CD Kritik Progressive Newsletter Nr.79 (12/2013)

Nemo - Le ver dans le fruit
(48:08 + 44:20, Progressive Promotion Records, 2013)

Seit vielen Jahren kämpfen Nemo gegen den Makel an, nur als ständig gut gemeinter Geheimtipp wahrgenommen zu werden und das, obwohl die französische Formation immer wieder formidable Progalben, wie z.B. "Barbares" (2009) oder "Si Partie I" (2006), "Si Partie II" (2007) abliefert. Bandleader und Mastermind JP Louveton hat sich über die Jahre nicht nur als Erzähler von spannenden Themen entwickelt - auf "Le ver dans le fruit" geht es um die generelle Manipulation des Menschen durch Politik, Religion, Firmen und Medien - sondern Alben von Nemo haben so etwas wie eine eigene, unverkennbare Aura. Ob sich die allgemeine Wahrnehmung mit dem aktuellen wiederum ambitionierten Doppelalbum nun grundsätzlich ändern wird, ist schwer zu beantworten, denn noch immer setzt man auf den nicht überall geliebten Gesang in Landessprache, ist die Mischung aus Retro Prog und Prog Metal bzw. härterem Progressive Rock geprägt von inhaltlichen Sprüngen, wirkt vieles auf den ersten Eindruck nicht sofort packend, sondern leicht sperrig. Doch der leichte francophile Chanson Einschlag, der überaus abwechslungsreiche Gesang und vor allem jede Menge Prog Power sorgen für gewisse Alleinstellungsmerkmale. Mit dem deutschen Label Progressive Promotion hat man zudem nicht nur einen umtriebigen Partner für Vertrieb und Werbung gefunden, auch ist "Le ver dans le fruit" trotz der Ausprägung als 2-fach Album, so etwas wie die konzentrierte Dosis Nemo, eine Ansammlung der Stärken der Band in etwas ausführlichem Format. "Le ver dans le fruit" bietet alles das, für was Nemo steht: da gibt es komplexe Wechsel, bekommt man genügend Härte und ausufernde Soli an Gitarre und Keyboards, wie auch die vokale Feinarbeit einmal mehr zu überzeugen weiß. Nemo flirten mit 70er Jahre Merkmalen, ohne in die typische Retro Falle zu tappen, Härte und Aggressivität sind prägnant in Szene gesetzt, ohne komplett ins Metallische abzugleiten und damit den Hörer mit zu viel Power zuzukleistern.
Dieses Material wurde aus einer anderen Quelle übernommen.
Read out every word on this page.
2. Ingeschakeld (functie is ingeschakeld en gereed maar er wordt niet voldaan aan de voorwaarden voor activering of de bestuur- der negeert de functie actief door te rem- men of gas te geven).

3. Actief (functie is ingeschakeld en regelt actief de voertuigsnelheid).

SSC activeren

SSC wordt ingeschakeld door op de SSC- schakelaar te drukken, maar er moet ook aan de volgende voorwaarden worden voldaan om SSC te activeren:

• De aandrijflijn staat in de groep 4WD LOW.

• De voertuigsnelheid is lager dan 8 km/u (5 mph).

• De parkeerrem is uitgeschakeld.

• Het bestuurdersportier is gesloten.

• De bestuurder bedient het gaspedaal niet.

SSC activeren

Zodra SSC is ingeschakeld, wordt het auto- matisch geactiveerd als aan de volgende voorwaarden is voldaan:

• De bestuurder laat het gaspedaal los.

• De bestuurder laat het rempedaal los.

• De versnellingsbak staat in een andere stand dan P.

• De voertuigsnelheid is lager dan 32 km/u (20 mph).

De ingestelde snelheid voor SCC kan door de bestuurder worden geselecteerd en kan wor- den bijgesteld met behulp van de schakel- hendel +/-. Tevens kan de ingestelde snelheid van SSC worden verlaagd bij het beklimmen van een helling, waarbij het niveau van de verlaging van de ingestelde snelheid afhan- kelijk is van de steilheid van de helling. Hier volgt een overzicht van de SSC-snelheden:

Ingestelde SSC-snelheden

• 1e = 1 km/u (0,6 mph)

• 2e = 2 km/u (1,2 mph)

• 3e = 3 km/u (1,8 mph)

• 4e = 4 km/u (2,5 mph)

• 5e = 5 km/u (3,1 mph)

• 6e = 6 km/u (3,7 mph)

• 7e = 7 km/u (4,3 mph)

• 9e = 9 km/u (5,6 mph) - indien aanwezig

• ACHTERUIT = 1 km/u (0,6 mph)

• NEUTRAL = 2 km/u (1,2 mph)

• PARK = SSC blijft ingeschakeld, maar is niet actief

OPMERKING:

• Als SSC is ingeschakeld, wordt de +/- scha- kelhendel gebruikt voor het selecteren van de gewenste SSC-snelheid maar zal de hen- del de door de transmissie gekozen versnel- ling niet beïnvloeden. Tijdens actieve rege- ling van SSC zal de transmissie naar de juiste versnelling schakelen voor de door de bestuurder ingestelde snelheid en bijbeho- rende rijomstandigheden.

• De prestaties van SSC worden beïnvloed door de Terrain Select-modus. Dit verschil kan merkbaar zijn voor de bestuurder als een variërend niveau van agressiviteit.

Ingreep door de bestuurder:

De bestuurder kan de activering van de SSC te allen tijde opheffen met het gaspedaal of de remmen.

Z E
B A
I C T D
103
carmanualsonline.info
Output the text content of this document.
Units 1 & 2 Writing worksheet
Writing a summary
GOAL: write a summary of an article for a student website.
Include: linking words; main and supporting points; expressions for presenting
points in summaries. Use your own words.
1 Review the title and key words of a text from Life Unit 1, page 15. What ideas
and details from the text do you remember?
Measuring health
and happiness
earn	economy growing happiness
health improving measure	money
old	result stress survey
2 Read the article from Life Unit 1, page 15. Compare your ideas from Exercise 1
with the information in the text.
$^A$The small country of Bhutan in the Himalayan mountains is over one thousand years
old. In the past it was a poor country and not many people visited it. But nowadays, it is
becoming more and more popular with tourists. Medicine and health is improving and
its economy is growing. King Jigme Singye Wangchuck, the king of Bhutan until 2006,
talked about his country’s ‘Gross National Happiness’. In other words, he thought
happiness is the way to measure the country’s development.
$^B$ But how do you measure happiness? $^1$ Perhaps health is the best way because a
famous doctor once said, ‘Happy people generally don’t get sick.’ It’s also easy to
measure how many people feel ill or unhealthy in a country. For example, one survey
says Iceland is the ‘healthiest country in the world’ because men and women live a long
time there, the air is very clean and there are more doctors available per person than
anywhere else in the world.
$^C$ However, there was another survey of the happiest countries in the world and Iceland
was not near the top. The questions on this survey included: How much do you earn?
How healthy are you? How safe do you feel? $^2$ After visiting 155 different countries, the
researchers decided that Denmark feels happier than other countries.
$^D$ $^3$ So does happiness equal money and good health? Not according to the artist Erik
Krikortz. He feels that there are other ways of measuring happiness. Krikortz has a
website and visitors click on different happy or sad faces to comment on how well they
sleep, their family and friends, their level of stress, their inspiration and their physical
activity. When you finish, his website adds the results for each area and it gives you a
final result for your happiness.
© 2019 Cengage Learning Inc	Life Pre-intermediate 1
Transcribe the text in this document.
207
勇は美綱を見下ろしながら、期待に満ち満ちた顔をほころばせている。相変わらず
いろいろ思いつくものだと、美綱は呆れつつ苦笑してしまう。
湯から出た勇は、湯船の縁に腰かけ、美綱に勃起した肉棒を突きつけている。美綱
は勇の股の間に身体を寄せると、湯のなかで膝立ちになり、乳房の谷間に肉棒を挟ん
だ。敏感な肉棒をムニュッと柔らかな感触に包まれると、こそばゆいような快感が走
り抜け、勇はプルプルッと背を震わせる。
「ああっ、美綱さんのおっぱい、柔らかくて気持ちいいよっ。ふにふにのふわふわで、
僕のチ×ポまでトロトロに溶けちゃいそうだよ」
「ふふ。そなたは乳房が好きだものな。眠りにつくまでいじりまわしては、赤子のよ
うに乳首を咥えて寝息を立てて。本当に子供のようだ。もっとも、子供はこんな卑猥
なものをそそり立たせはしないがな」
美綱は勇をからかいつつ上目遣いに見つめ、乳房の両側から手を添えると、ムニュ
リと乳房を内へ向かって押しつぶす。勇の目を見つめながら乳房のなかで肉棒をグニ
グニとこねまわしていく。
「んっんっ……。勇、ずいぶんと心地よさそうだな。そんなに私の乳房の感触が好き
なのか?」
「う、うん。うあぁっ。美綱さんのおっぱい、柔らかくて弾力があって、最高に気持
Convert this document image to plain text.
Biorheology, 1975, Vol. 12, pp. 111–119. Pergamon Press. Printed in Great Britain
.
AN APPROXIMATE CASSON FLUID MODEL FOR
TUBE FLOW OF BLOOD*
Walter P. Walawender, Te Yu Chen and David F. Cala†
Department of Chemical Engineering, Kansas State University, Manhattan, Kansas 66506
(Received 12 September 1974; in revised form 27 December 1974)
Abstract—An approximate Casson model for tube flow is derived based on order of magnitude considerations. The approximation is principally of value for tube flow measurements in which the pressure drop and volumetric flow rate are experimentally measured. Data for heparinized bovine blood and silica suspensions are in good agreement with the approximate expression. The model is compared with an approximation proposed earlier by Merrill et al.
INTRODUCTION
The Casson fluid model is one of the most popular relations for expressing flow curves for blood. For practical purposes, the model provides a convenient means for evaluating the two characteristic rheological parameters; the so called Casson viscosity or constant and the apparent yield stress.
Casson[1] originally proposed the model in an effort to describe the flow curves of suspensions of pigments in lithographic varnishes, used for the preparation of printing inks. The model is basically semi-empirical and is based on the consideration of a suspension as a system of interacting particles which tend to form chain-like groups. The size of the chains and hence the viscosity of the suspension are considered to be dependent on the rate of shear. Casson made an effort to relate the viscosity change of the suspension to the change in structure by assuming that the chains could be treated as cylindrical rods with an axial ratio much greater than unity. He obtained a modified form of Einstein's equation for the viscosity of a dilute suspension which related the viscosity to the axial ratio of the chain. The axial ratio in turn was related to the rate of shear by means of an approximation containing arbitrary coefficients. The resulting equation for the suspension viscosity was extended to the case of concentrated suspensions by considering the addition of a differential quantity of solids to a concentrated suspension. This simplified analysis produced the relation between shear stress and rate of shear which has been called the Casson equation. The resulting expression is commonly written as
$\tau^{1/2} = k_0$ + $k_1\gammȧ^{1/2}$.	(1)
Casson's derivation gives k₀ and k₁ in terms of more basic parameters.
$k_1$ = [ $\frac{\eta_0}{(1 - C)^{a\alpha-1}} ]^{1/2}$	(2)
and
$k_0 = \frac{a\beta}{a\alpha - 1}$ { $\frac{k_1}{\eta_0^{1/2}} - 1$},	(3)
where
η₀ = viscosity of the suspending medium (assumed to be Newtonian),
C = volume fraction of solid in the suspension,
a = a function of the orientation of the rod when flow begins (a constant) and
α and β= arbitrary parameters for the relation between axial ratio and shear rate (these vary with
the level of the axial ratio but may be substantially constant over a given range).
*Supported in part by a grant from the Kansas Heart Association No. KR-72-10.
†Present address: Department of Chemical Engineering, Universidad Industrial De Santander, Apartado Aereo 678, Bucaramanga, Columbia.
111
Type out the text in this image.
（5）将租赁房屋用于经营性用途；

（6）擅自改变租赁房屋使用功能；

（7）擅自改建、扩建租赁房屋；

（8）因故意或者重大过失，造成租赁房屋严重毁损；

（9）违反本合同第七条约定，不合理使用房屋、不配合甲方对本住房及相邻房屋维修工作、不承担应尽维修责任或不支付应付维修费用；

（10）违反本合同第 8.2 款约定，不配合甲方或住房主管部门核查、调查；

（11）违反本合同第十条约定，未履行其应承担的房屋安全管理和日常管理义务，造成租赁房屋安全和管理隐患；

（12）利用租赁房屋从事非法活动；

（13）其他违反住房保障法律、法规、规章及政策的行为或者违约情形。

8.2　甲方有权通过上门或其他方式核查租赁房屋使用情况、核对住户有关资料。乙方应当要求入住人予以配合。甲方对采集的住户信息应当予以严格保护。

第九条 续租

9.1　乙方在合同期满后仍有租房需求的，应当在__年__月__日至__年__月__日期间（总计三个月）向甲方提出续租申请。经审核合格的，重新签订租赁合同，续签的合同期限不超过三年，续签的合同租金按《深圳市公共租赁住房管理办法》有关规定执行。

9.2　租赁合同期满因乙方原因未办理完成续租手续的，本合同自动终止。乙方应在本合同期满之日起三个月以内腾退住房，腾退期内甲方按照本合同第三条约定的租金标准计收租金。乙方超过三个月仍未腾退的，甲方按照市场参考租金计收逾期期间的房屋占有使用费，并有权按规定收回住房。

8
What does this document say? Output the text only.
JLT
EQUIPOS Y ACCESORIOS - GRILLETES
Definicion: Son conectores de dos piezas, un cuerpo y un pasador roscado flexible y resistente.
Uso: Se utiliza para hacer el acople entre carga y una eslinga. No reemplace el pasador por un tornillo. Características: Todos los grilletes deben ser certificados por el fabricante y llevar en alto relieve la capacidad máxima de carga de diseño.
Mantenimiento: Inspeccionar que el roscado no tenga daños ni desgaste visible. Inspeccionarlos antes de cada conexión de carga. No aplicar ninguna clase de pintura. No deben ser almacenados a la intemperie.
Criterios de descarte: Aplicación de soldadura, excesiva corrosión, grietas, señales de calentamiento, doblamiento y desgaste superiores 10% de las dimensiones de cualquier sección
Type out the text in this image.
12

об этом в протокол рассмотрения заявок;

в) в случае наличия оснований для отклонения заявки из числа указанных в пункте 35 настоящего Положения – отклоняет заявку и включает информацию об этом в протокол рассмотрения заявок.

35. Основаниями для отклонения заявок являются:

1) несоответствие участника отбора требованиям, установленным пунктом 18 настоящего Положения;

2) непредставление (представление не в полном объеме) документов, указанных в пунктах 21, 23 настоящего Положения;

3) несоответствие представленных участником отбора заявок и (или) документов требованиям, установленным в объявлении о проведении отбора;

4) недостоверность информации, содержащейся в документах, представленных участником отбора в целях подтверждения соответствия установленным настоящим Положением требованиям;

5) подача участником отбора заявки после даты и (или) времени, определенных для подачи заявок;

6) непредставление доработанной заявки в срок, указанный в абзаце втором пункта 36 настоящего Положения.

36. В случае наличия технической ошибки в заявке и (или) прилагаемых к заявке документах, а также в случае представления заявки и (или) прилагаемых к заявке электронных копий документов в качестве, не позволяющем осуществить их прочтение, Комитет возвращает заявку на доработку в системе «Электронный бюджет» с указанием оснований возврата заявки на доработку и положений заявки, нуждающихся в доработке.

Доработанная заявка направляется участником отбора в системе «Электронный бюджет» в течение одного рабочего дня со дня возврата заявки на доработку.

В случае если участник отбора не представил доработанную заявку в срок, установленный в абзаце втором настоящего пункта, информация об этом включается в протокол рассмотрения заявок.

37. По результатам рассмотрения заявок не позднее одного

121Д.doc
Gleichzeitig findet man immer wieder zurückgenommene Momente, setzt die Band zudem auf melodische, sinfonische Grundarbeit, die zuweilen in euphorischen, emotionalen Soli gipfelt. Das 8.Studioalbum von Nemo bietet mit 12 Songs auf zwei CDs ein spannendes, immer kurzweiliges Kaleidoskop des härteren Progressive Rocks. Bleibt zuletzt eigentlich nur die Hoffnung, dass endlich mehr Proggies die Klasse der Band für sich entdecken.